UNC-Chapel Hill is the highest ranked N.C. institution in the survey
The University of North Carolina at Chapel Hill ranks 28th among more than 200 participating colleges and universities nationwide, according to the Sierra Club “Cool Schools” annual sustainability report. The “Cool Schools” ranking serves as a guide for prospective students to compare schools’ commitment to sustainability. This year’s report reflects accomplishments through June 2016.
Carolina was recognized with high scores in the categories of innovation, co-curricular activities and planning. In the decade since the survey was launched Carolina has been consistently recognized as one of the leading institutions in sustainability in the United States.
The University’s ranking recognizes the long-term success of its many sustainability initiatives, such as reducing water use by 52 percent in the face of campus growth of more than seven million square feet since 2003, avoiding $40 million in water costs. Carolina’s Three Zeros Environmental Initiative — the new campus plan to move the campus toward water neutrality, zero waste, and greenhouse gas neutrality — drove a top score in the planning category.
The Sierra Club, which is the largest grassroots environmental organization in the United States, bases the school rankings on sustainability data collected in a range of areas. The raw data for scoring comes from the Association for the Advancement of Sustainability in Higher Education’s (AASHE) STARS self-reporting tool. The Club then takes the data and scores it across 64 questions. The scoring methodology was updated this year to reflect increased emphasis on climate-related issues.

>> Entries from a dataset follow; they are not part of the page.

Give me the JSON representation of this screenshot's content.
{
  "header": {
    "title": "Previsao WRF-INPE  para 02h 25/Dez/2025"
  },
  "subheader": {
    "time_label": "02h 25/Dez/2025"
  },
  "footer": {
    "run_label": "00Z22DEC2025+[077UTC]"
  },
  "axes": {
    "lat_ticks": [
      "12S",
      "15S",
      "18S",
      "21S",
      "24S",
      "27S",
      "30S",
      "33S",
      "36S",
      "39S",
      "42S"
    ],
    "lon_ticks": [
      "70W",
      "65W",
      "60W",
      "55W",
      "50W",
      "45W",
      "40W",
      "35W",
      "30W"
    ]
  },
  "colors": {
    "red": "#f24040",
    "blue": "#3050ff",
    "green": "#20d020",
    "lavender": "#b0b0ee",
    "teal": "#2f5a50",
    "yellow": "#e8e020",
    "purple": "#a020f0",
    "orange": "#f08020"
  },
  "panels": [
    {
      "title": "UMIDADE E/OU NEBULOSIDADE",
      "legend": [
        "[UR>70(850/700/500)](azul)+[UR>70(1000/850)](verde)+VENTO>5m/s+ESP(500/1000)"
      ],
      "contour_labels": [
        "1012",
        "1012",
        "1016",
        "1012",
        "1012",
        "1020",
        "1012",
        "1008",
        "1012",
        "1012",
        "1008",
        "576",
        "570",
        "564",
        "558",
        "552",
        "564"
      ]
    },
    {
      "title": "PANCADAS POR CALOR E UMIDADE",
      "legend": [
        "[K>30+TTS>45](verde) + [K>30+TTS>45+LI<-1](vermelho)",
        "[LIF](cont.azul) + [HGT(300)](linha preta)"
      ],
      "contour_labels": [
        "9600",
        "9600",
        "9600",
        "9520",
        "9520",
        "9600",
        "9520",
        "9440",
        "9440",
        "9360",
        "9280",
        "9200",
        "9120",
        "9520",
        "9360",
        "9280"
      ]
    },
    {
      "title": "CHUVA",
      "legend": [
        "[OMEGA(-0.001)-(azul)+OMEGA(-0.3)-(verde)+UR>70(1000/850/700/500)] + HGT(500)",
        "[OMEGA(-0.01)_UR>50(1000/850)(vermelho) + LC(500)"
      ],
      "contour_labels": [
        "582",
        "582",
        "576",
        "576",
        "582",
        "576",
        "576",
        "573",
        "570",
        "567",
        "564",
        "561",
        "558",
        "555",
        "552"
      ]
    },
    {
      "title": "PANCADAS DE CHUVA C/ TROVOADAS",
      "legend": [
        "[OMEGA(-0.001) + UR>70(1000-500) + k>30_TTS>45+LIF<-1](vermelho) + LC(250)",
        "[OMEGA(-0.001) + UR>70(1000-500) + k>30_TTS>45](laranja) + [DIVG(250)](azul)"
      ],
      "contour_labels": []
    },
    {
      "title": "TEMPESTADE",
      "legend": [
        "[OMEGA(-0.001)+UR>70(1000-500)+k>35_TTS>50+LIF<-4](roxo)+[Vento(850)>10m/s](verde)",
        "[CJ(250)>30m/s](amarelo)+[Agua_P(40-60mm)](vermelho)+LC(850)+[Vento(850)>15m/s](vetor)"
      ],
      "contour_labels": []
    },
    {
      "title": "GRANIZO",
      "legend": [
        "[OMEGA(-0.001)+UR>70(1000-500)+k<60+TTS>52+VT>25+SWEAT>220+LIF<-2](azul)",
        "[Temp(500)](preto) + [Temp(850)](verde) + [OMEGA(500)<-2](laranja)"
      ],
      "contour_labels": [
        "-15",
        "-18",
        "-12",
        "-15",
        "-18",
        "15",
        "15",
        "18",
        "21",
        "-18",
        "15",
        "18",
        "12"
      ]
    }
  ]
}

“We are pleased that Carolina moved from 39th to 28th in the Cool Schools ranking and remains the top-ranked school in our state for sustainability,” said Brad Ives, the University’s chief sustainability officer and associate vice chancellor for campus enterprises. “We are energized by this benchmark of our progress to make our campus more sustainable, and we will continue to challenge ourselves and improve in this area as part of our Three Zeros Environmental Initiative.”